Our Story
In the sunny little town of Asheville, North Carolina, a place of rivers, ridgelines, and slow quiet mornings, a young man named Lawrence was turning a question over in his mind one afternoon in 2017: why was it so hard to find a simple cotton shirt that truly fit the women he loved, his mother and his sister? He walked every store in town and came back empty-handed. Everything felt off — too stiff, too loud, too careless.
So he stopped looking.
And started making.
Lawrence sketched the silhouettes himself and partnered with a small local factory to craft them in soft cotton and responsibly sourced materials. A week later, he brought the first finished shirts home. When his mother and sister slipped them on and smiled, he understood he had made more than clothing. He had made something that felt right.

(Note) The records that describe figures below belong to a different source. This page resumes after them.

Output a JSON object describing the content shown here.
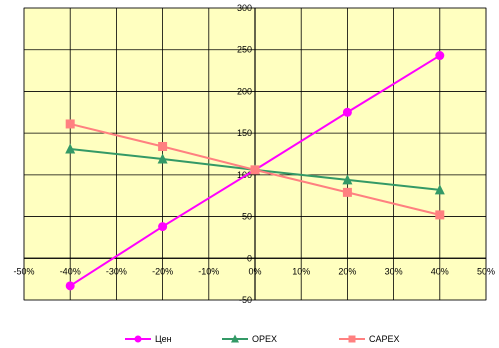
{
  "chart_data": {
    "type": "line",
    "title": "",
    "xlabel": "",
    "ylabel": "",
    "xlim": [
      -0.5,
      0.5
    ],
    "ylim": [
      -50,
      300
    ],
    "x_ticks": [
      "-50%",
      "-40%",
      "-30%",
      "-20%",
      "-10%",
      "0%",
      "10%",
      "20%",
      "30%",
      "40%",
      "50%"
    ],
    "y_ticks": [
      "-50",
      "0",
      "50",
      "100",
      "150",
      "200",
      "250",
      "300"
    ],
    "grid": true,
    "legend_position": "bottom",
    "plot_background": "#ffffc0",
    "series": [
      {
        "name": "Цен",
        "color": "#ff00ff",
        "marker": "circle",
        "x": [
          -0.4,
          -0.2,
          0.0,
          0.2,
          0.4
        ],
        "y": [
          -33,
          38,
          106,
          175,
          243
        ]
      },
      {
        "name": "OPEX",
        "color": "#339966",
        "marker": "triangle",
        "x": [
          -0.4,
          -0.2,
          0.0,
          0.2,
          0.4
        ],
        "y": [
          131,
          119,
          106,
          94,
          82
        ]
      },
      {
        "name": "CAPEX",
        "color": "#ff8080",
        "marker": "square",
        "x": [
          -0.4,
          -0.2,
          0.0,
          0.2,
          0.4
        ],
        "y": [
          161,
          134,
          106,
          79,
          52
        ]
      }
    ]
  }
}
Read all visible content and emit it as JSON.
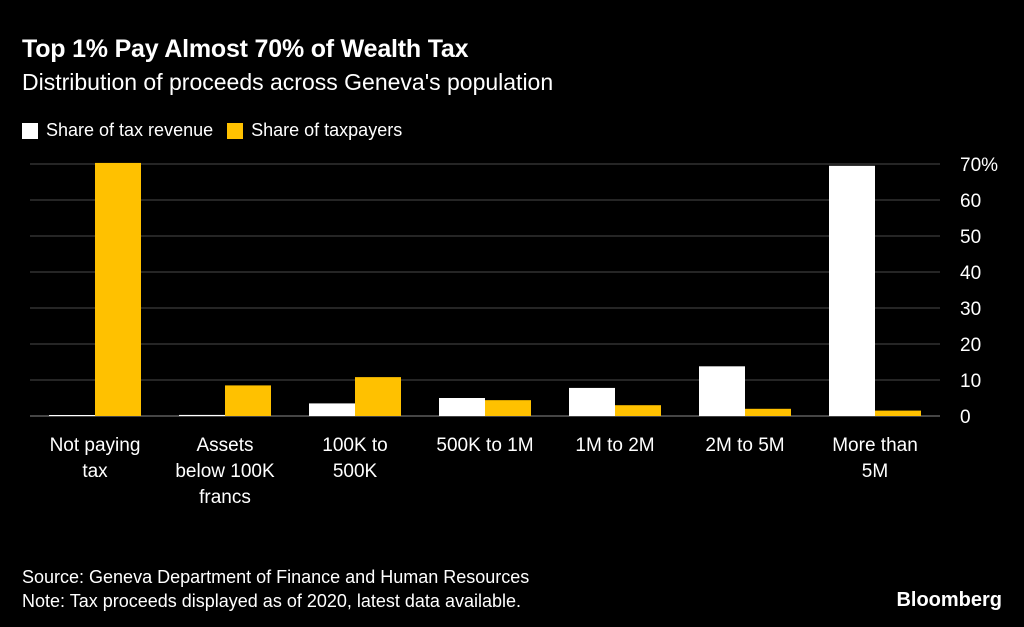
{
  "chart_data": {
    "type": "bar",
    "title": "Top 1% Pay Almost 70% of Wealth Tax",
    "subtitle": "Distribution of proceeds across Geneva's population",
    "categories": [
      [
        "Not paying",
        "tax"
      ],
      [
        "Assets",
        "below 100K",
        "francs"
      ],
      [
        "100K to",
        "500K"
      ],
      [
        "500K to 1M"
      ],
      [
        "1M to 2M"
      ],
      [
        "2M to 5M"
      ],
      [
        "More than",
        "5M"
      ]
    ],
    "series": [
      {
        "name": "Share of tax revenue",
        "color": "#ffffff",
        "values": [
          0.2,
          0.3,
          3.5,
          5,
          7.8,
          13.8,
          69.5
        ]
      },
      {
        "name": "Share of taxpayers",
        "color": "#ffc100",
        "values": [
          70.3,
          8.5,
          10.8,
          4.4,
          3,
          2,
          1.5
        ]
      }
    ],
    "ylim": [
      0,
      70
    ],
    "yticks": [
      0,
      10,
      20,
      30,
      40,
      50,
      60,
      70
    ],
    "ytick_labels": [
      "0",
      "10",
      "20",
      "30",
      "40",
      "50",
      "60",
      "70%"
    ],
    "grid": true,
    "legend_position": "top-left"
  },
  "footer": {
    "source": "Source: Geneva Department of Finance and Human Resources",
    "note": "Note: Tax proceeds displayed as of 2020, latest data available."
  },
  "brand": "Bloomberg"
}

That small moment was the seed of a larger idea: if clothes made with intention could change the way two people feel in their everyday life, maybe they could do the same for thousands. To test whether others felt the same, he listed a few of those early pieces on Amazon. The response was immediate. Reviews came in, orders repeated, and what began as a gift for two people quickly proved it spoke to many. That first quiet success gave him the confidence to keep going.
He named the brand Gihuo after a river near his hometown and registered it as a trademark so the name could carry forward, unchanged, with that same sense of ease, care, and continuity. The brand has remained on Amazon ever since.
From the beginning, the point was never to dress people up, but to quietly make their days better — pieces that move the way they live, that soften with time, that do not ask for attention but eventually earn it.
Where We Are Now
Today, Gihuo designs for people who live between comfort and intention, people who want clothes that work all day without shouting. We use renewable fabrics, thoughtful cuts, and gentle processes. We like the feeling of things that last, that do not rush, that age with grace.
The world is louder now than it was in 2017, but our pace has not changed. We still make clothing the way that first shirt was made, with human hands, quiet care, and an insistence that ordinary things can be done uncommonly well.
Because that is still what we believe:
when clothes feel right, life does too.